Government expenditure this year is expected to rise by 13.2 percent to OMR8.1 billion ($21.1bn). Reflecting the government’s ambitions to boost hydrocarbons extraction, the budget foresees an 11.5 percent increase in the allocation to the sector to OMR1.6 billion, or 19.9 percent of the total. Defense and security spending will account for OMR1.7 billion, or 20.3 percent of the total. Education spending is set to total OMR927 million and health care spending 335 million, figures that still represent fairly low proportions by regional standards.
The government foresees an OMR850 million ($2.2 billion) deficit this year, which would be mainly financed from state reserves. Although Oman had budgeted for an OMR800 million (2.1 billion) deficit last year, the average oil price of $76 per barrel significantly exceeded the budget assumption of $50 while there was a gradual increase in oil production volumes.
The fiscal situation in Bahrain was thrown into some confusion following a wave of unrest in February-March. Nonetheless, the budget approved by the government in January for 2011-2012 is likely to serve as a reasonable indication of future spending.
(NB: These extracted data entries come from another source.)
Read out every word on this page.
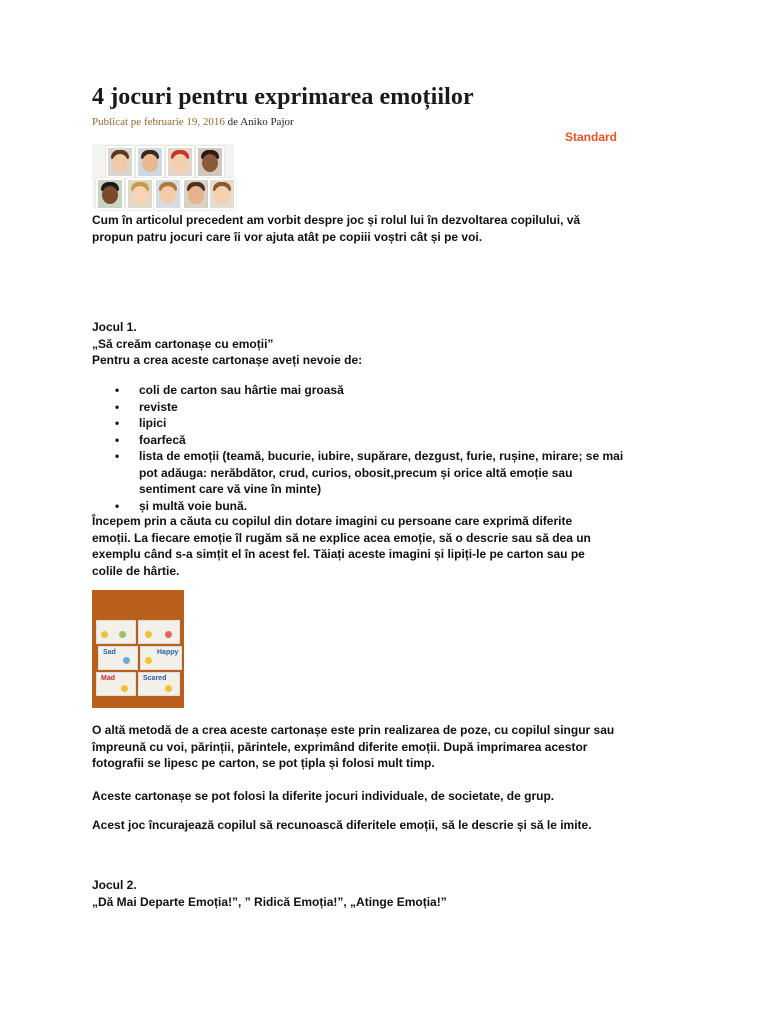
4 jocuri pentru exprimarea emoțiilor
Publicat pe februarie 19, 2016 de Aniko Pajor
Standard
Cum în articolul precedent am vorbit despre joc și rolul lui în dezvoltarea copilului, vă
propun patru jocuri care îi vor ajuta atât pe copiii voștri cât și pe voi.
Jocul 1.
„Să creăm cartonașe cu emoții”
Pentru a crea aceste cartonașe aveți nevoie de:
• coli de carton sau hârtie mai groasă
• reviste
• lipici
• foarfecă
• lista de emoții (teamă, bucurie, iubire, supărare, dezgust, furie, rușine, mirare; se mai
pot adăuga: nerăbdător, crud, curios, obosit,precum și orice altă emoție sau
sentiment care vă vine în minte)
• și multă voie bună.
Începem prin a căuta cu copilul din dotare imagini cu persoane care exprimă diferite
emoții. La fiecare emoție îl rugăm să ne explice acea emoție, să o descrie sau să dea un
exemplu când s-a simțit el în acest fel. Tăiați aceste imagini și lipiți-le pe carton sau pe
colile de hârtie.
Sad	Happy
Mad	Scared
O altă metodă de a crea aceste cartonașe este prin realizarea de poze, cu copilul singur sau
împreună cu voi, părinții, părintele, exprimând diferite emoții. După imprimarea acestor
fotografii se lipesc pe carton, se pot țipla și folosi mult timp.
Aceste cartonașe se pot folosi la diferite jocuri individuale, de societate, de grup.
Acest joc încurajează copilul să recunoască diferitele emoții, să le descrie și să le imite.
Jocul 2.
„Dă Mai Departe Emoția!”, ” Ridică Emoția!”, „Atinge Emoția!”
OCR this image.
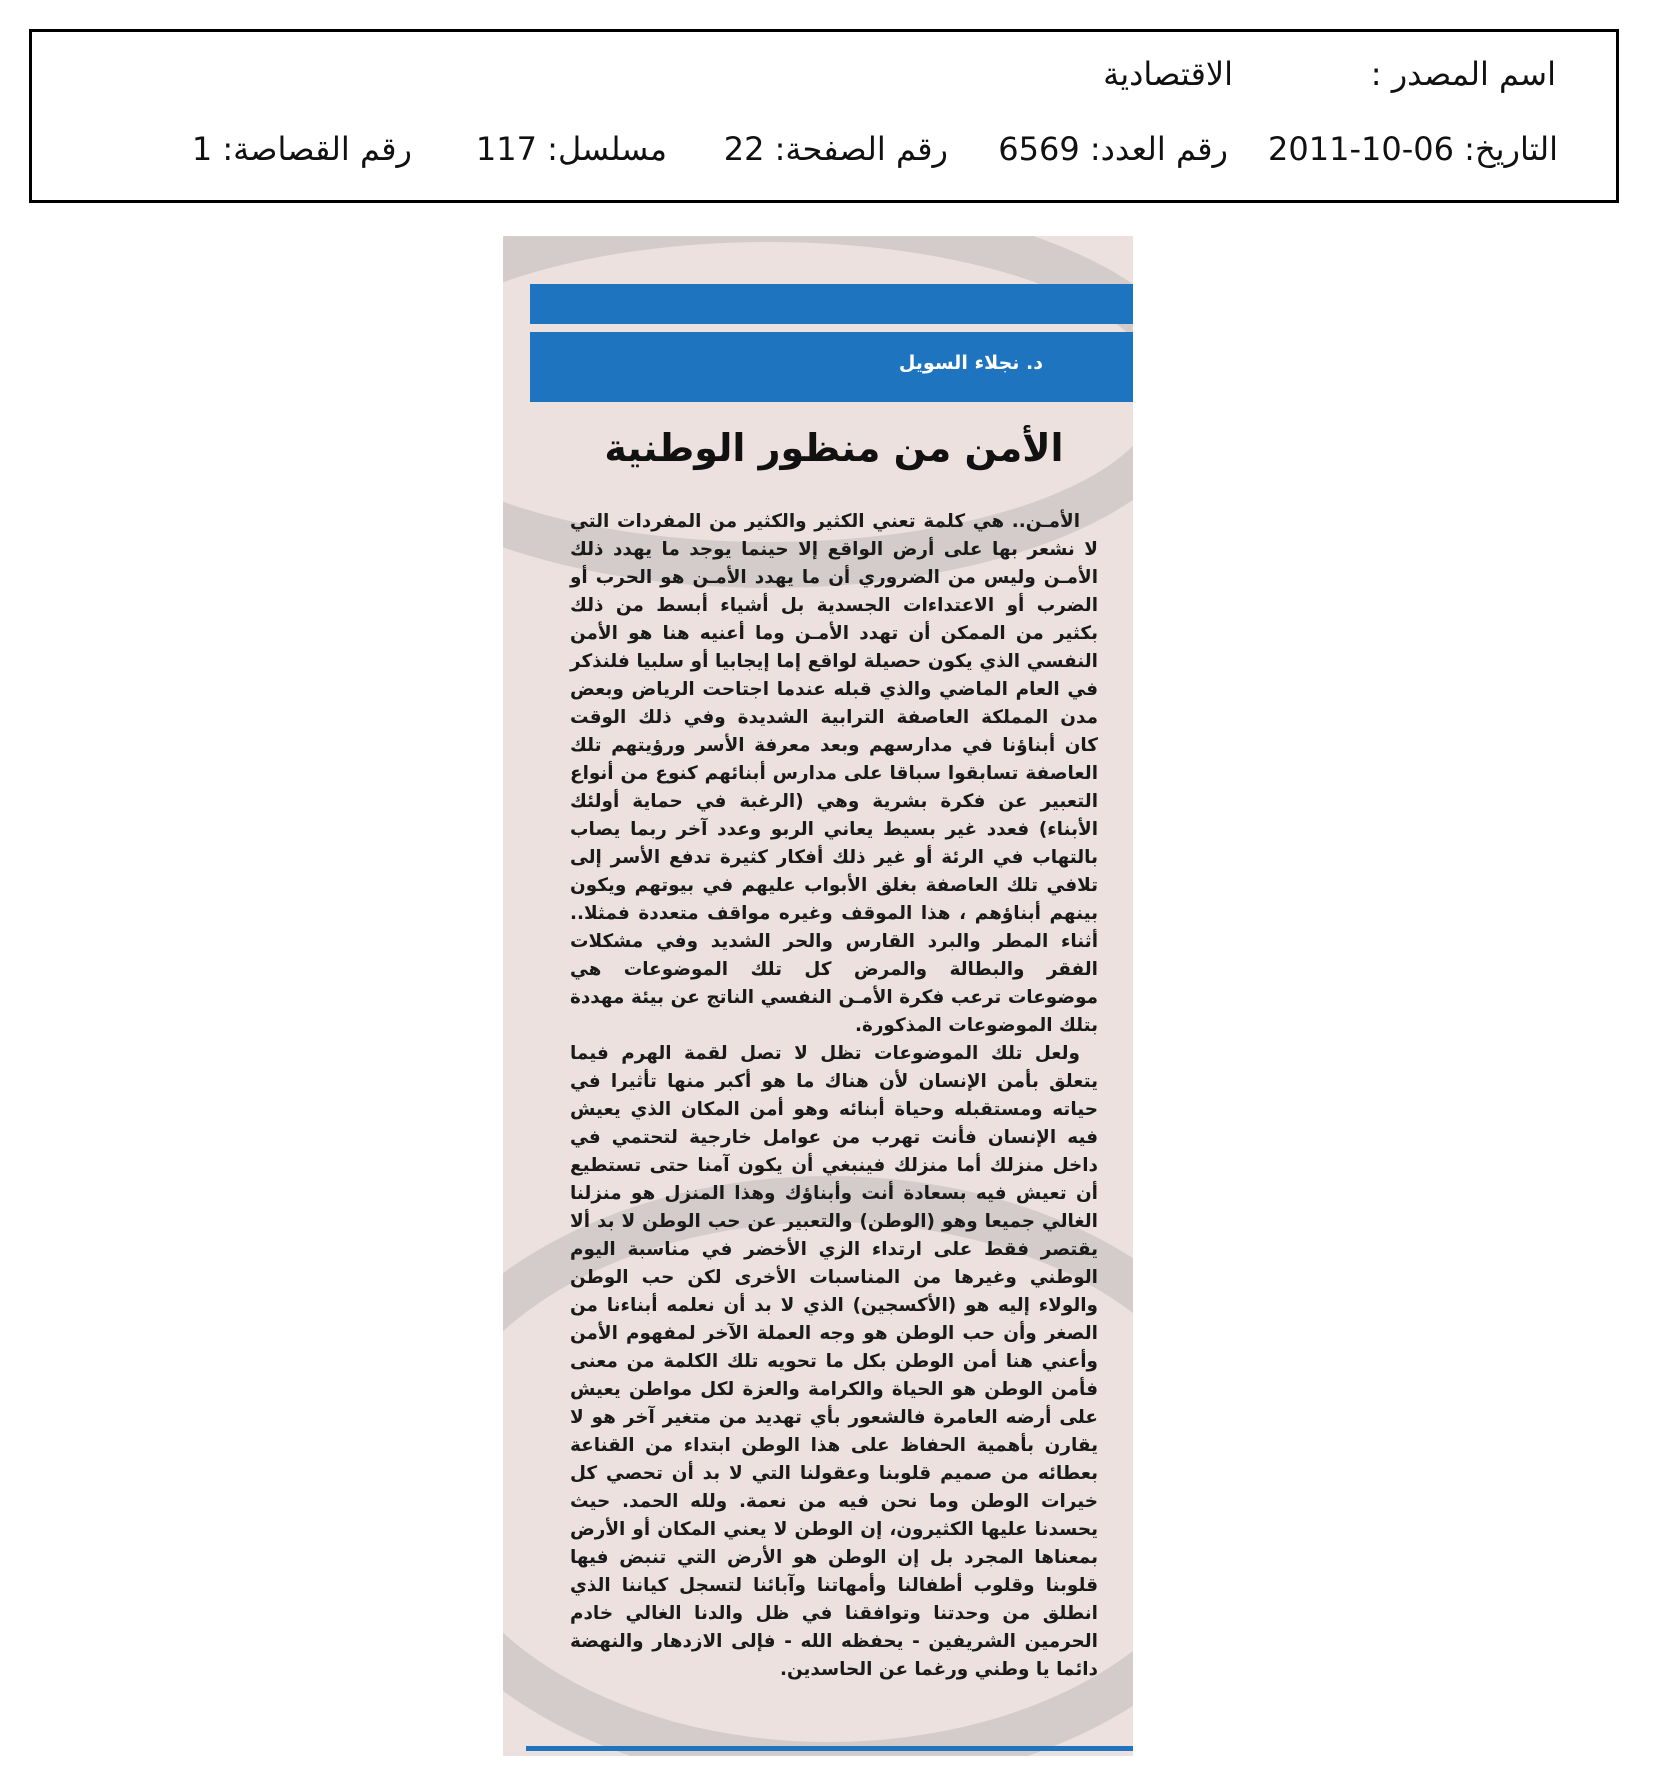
اسم المصدر :
الاقتصادية
التاريخ: 06-10-2011
رقم العدد: 6569
رقم الصفحة: 22
مسلسل: 117
رقم القصاصة: 1
د. نجلاء السويل
الأمن من منظور الوطنية

الأمـن.. هي كلمة تعني الكثير والكثير من المفردات التي لا نشعر بها على أرض الواقع إلا حينما يوجد ما يهدد ذلك الأمـن وليس من الضروري أن ما يهدد الأمـن هو الحرب أو الضرب أو الاعتداءات الجسدية بل أشياء أبسط من ذلك بكثير من الممكن أن تهدد الأمـن وما أعنيه هنا هو الأمن النفسي الذي يكون حصيلة لواقع إما إيجابيا أو سلبيا فلنذكر في العام الماضي والذي قبله عندما اجتاحت الرياض وبعض مدن المملكة العاصفة الترابية الشديدة وفي ذلك الوقت كان أبناؤنا في مدارسهم وبعد معرفة الأسر ورؤيتهم تلك العاصفة تسابقوا سباقا على مدارس أبنائهم كنوع من أنواع التعبير عن فكرة بشرية وهي (الرغبة في حماية أولئك الأبناء) فعدد غير بسيط يعاني الربو وعدد آخر ربما يصاب بالتهاب في الرئة أو غير ذلك أفكار كثيرة تدفع الأسر إلى تلافي تلك العاصفة بغلق الأبواب عليهم في بيوتهم ويكون بينهم أبناؤهم ، هذا الموقف وغيره مواقف متعددة فمثلا.. أثناء المطر والبرد القارس والحر الشديد وفي مشكلات الفقر والبطالة والمرض كل تلك الموضوعات هي موضوعات ترعب فكرة الأمـن النفسي الناتج عن بيئة مهددة بتلك الموضوعات المذكورة.

ولعل تلك الموضوعات تظل لا تصل لقمة الهرم فيما يتعلق بأمن الإنسان لأن هناك ما هو أكبر منها تأثيرا في حياته ومستقبله وحياة أبنائه وهو أمن المكان الذي يعيش فيه الإنسان فأنت تهرب من عوامل خارجية لتحتمي في داخل منزلك أما منزلك فينبغي أن يكون آمنا حتى تستطيع أن تعيش فيه بسعادة أنت وأبناؤك وهذا المنزل هو منزلنا الغالي جميعا وهو (الوطن) والتعبير عن حب الوطن لا بد ألا يقتصر فقط على ارتداء الزي الأخضر في مناسبة اليوم الوطني وغيرها من المناسبات الأخرى لكن حب الوطن والولاء إليه هو (الأكسجين) الذي لا بد أن نعلمه أبناءنا من الصغر وأن حب الوطن هو وجه العملة الآخر لمفهوم الأمن وأعني هنا أمن الوطن بكل ما تحويه تلك الكلمة من معنى فأمن الوطن هو الحياة والكرامة والعزة لكل مواطن يعيش على أرضه العامرة فالشعور بأي تهديد من متغير آخر هو لا يقارن بأهمية الحفاظ على هذا الوطن ابتداء من القناعة بعطائه من صميم قلوبنا وعقولنا التي لا بد أن تحصي كل خيرات الوطن وما نحن فيه من نعمة. ولله الحمد. حيث يحسدنا عليها الكثيرون، إن الوطن لا يعني المكان أو الأرض بمعناها المجرد بل إن الوطن هو الأرض التي تنبض فيها قلوبنا وقلوب أطفالنا وأمهاتنا وآبائنا لتسجل كياننا الذي انطلق من وحدتنا وتوافقنا في ظل والدنا الغالي خادم الحرمين الشريفين - يحفظه الله - فإلى الازدهار والنهضة دائما يا وطني ورغما عن الحاسدين.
The two-year budget projects an oil price of $80 per barrel, a pronounced increase from the $60 figure used in the 2009-2010. In spite of this, the government is projecting deficits as the break-even oil price is now estimated to stand at $97-100 per barrel.
The aggregate government revenues of BD4.4 billion ($11.8 billion) in 2011-2012 are set to exceed the 2009-2010 level by 18.9 percent. BD3.9 billion of this total will come from the oil sector. Revenues are expected to be roughly equally split into BD2.193 billion in 2011 and BD2.247 billion in 2012. Government expenditure is due to rise by 26.2 percent to BD5.3 billion, of which BD2.565 billion is to be spent this year and BD2.687 billion next year. Of the two-year total, BD1.1 billion will be devoted to projects. Education will claim BD657 million while spending on health projects will total BD534 million. Infrastructure, including roads and sewage, will received BD341 million. BD150.8 million will be devoted to new housing. Total government spending on subsidies in the areas of essential foodstuffs, housing, and utilities will reach BHD868.4mn. The budget allocates BD21 million a year into a reserve fund for future generations.
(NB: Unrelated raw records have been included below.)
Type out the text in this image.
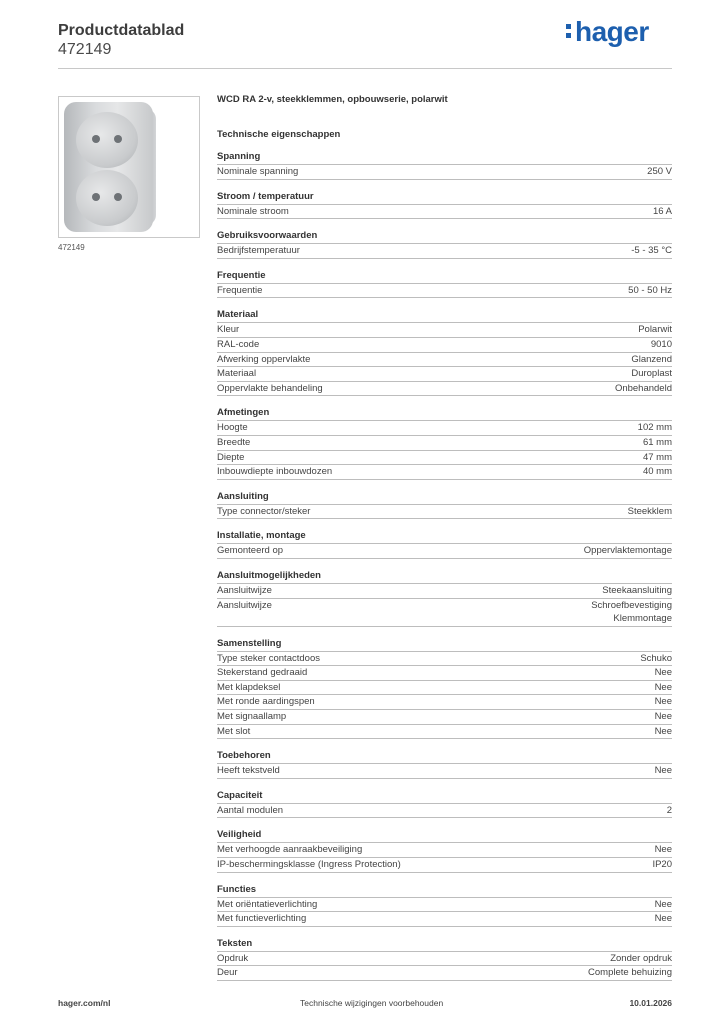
Productdatablad
472149
hager
472149
WCD RA 2-v, steekklemmen, opbouwserie, polarwit
Technische eigenschappen
Spanning
Nominale spanning	250 V
Stroom / temperatuur
Nominale stroom	16 A
Gebruiksvoorwaarden
Bedrijfstemperatuur	-5 - 35 °C
Frequentie
Frequentie	50 - 50 Hz
Materiaal
Kleur	Polarwit
RAL-code	9010
Afwerking oppervlakte	Glanzend
Materiaal	Duroplast
Oppervlakte behandeling	Onbehandeld
Afmetingen
Hoogte	102 mm
Breedte	61 mm
Diepte	47 mm
Inbouwdiepte inbouwdozen	40 mm
Aansluiting
Type connector/steker	Steekklem
Installatie, montage
Gemonteerd op	Oppervlaktemontage
Aansluitmogelijkheden
Aansluitwijze	Steekaansluiting
Aansluitwijze	Schroefbevestiging
Klemmontage
Samenstelling
Type steker contactdoos	Schuko
Stekerstand gedraaid	Nee
Met klapdeksel	Nee
Met ronde aardingspen	Nee
Met signaallamp	Nee
Met slot	Nee
Toebehoren
Heeft tekstveld	Nee
Capaciteit
Aantal modulen	2
Veiligheid
Met verhoogde aanraakbeveiliging	Nee
IP-beschermingsklasse (Ingress Protection)	IP20
Functies
Met oriëntatieverlichting	Nee
Met functieverlichting	Nee
Teksten
Opdruk	Zonder opdruk
Deur	Complete behuizing
hager.com/nl	Technische wijzigingen voorbehouden	10.01.2026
The government deficit is projected at BD372.7 million in 2011 and BD440.4 million in 2012. In addition, Bahrain in early February announced $417 million on new spending to address social concerns. Families will receive BD100 million, split equally between 2011 and 2012. Government subsidies on essential food will rise from BD88.9 million to 132.9 million while social assistance spending will increase from BD28.8 million to 40 million. The government has also relaxed its drive to enforce outstanding utility bills which are said to total BD62 million. This continues a pattern of loose fiscal policy as the government in 2009-2010 spent BD427.7million in excess of the budgeted amount.
Additional pressures will be created by the downgrading of Bahrain’s sovereign debt. Moody’s in August revised Bahrain’s rating from A2 to A3 and offered a negative outlook for the financial services sector. Standard & Poor’s in March revised their rating from A- to the lowest investment grade rating, BBB. Also Fitch made two successive downgrades to BBB. On the other hand, Bahrain is set to benefit from a USD10bn support fund agreed by the Gulf Cooperation Council in March. This represents a potentially significant step by the GCC toward European Union-style cohesion funding for weaker member states and regions and for the benefit of general economic stability and growth. A similar commitment was made to Oman.